2025年4月22日火曜日

新人記者時代の上司の家へ

  「会いたい人に会いに行く」旅(4月11~13日)の最終日は、新聞社勤務時代の初任地・室蘭支社報道部のデスクだったYさん宅に伺いました。退社後も長い間親しくさせていただいているYさんと奥様にご招待いただいたのです。

 新聞社のデスクは、記者の書いた原稿をチェックし、追加取材や加筆を指示したり、原稿に手を入れたりして、紙面に掲載する記事に仕上げる人です。大きな事件や事故、選挙など複数の記者がチームとなって取材するときは、その取材を指揮します。

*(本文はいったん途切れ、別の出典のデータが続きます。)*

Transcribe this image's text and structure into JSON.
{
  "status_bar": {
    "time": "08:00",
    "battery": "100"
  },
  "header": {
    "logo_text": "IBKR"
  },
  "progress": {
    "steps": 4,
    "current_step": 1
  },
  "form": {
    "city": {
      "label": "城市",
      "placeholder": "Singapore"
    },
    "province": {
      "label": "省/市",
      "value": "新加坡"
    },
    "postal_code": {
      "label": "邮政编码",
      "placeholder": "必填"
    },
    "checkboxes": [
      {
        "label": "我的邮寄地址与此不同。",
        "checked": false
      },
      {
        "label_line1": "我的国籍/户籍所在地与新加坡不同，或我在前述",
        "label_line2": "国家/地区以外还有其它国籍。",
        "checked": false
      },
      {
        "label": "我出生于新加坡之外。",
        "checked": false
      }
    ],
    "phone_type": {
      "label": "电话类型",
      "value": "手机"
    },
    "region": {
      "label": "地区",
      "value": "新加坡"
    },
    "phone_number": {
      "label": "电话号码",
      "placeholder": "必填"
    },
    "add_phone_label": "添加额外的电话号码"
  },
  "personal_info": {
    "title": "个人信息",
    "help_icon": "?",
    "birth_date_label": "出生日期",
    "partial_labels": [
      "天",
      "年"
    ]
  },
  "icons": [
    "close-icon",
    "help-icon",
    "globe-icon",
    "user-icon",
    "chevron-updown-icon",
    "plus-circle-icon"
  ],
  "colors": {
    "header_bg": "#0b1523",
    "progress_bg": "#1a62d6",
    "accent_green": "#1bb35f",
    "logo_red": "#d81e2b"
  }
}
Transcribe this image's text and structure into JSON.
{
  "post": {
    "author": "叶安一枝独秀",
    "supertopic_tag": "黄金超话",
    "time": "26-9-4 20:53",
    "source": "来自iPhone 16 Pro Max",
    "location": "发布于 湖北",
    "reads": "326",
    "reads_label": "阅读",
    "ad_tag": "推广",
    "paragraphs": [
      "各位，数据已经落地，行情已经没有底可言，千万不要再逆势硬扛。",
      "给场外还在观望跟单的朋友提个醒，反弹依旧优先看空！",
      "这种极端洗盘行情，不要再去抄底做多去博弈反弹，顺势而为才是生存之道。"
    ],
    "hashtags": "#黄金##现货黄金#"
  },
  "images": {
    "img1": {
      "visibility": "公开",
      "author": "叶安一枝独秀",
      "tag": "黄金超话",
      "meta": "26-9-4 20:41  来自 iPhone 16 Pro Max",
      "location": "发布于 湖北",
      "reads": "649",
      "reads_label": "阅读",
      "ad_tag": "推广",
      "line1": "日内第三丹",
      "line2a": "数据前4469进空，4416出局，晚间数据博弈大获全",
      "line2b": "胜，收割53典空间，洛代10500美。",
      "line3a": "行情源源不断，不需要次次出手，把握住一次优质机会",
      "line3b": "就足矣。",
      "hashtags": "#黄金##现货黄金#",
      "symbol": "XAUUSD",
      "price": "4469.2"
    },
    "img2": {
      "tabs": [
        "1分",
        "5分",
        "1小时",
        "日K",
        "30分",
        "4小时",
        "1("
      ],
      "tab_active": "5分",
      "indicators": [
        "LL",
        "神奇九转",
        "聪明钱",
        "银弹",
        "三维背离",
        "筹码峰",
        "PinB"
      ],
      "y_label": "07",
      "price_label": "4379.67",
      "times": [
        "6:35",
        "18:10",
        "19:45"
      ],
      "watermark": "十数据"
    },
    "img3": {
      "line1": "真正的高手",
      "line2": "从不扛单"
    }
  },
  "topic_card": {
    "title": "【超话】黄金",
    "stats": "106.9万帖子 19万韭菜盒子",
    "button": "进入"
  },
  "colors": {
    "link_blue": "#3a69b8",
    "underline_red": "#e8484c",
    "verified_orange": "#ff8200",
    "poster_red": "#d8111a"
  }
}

 当時、室蘭報道部には7,8人の記者がおり、デスクが3人、部長が1人という体制でした(女性は1人)。私が入社した1992年はまだ女性の記者が珍しいときで、私は同報道部”2代目”の女性。前任者と入れ替わりで、私が赴任となったのです。

 そのときに担当だったデスクがYさんです。Yさんはお人柄が穏やかなで指示も丁寧で、私の書いた訳の分からない原稿は、Yさんに直してもらうとピシッと引き締まりました。「さすがっ、デスク!」と感心したものです(本来なら手直しされない記事を書くべきですが…)。

 私は最初、教育担当でした。室蘭市内の小学校、中学校、高校、そして室蘭工業大学をくまなく回り、”ネタ”を拾いました。教員室でもまだタバコが吸えた時代で、小学校の教員室が禁煙になるという”ニュース”も記事にしました。こういう教育とは関係のない小さなネタも、学校を回っていると耳に入ってきて、地方版(地域のニュースや情報を掲載する面)に載せることが出来るのです。

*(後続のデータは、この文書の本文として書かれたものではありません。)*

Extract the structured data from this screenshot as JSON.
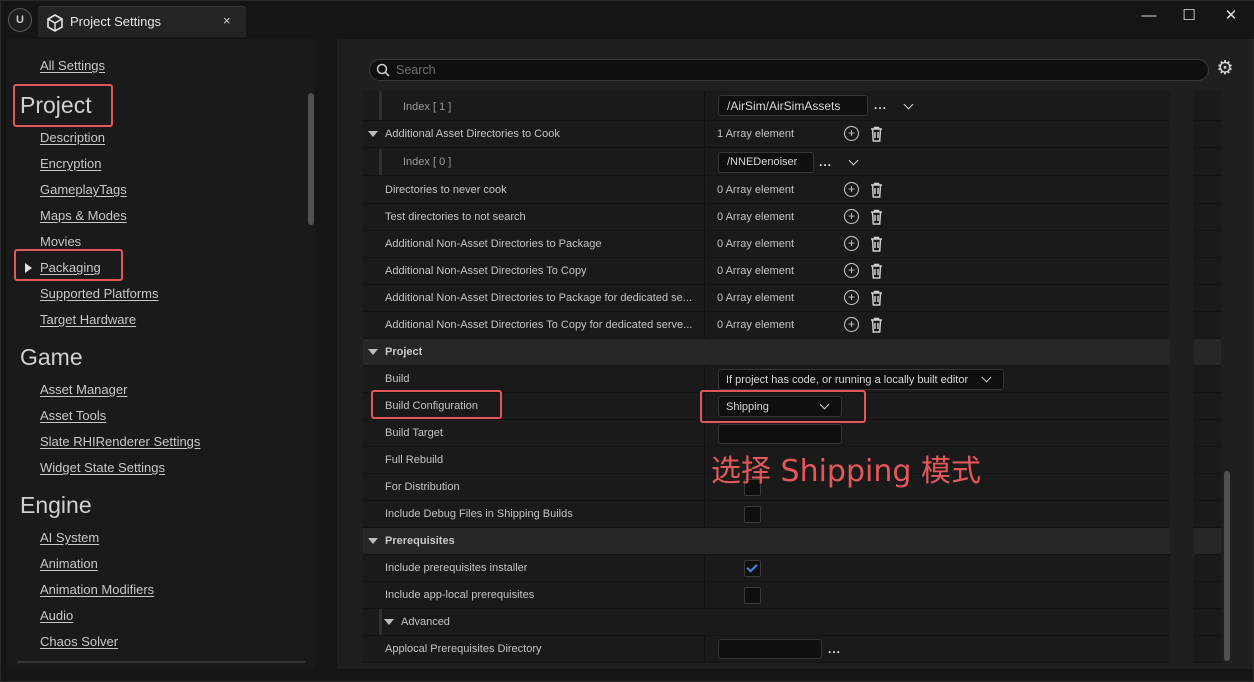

 雑談の中でそのネタをくれた教頭先生に、「先生、写真が必要なんですけど、先生がタバコ吸っている写真うつしてもいいですか?」と聞くと、「いいよ」とタバコに火を付け美味しそうにくゆらせてくれました。こうして私は、教員室で名残惜しそうにタバコを吸う教頭先生の写真を付けた記事を掲載できたのでした。のんびりとしたいい時代でした。

 Yさんには、このような街の小さな記事から、私なりに頑張って取材した記事まで見てもらいました。お正月には奥様の美味しいお料理でもてなしていただいたのも、とても懐かしい思い出です。

 13日も奥様の心づくしの手料理とYさんの準備してくださったビールと日本酒でもてなしていただきました。次々と振る舞われる奥様の美味しい手料理をいただきながら、たくさんお話をしました。

Yさんの奥様の心づくしの手料理

 私は札幌には実家がなくなり、父の遺骨を納めていた納骨堂も引き払っていますので、この地には縁が薄くなっています。でも、こうして、Yさんと奥様のお宅に伺い、お話できることをとても有り難く思っています。この日はお昼近くに伺い、夕方6時近くまで楽しく過ごさせていただきました。幸せな時間でした。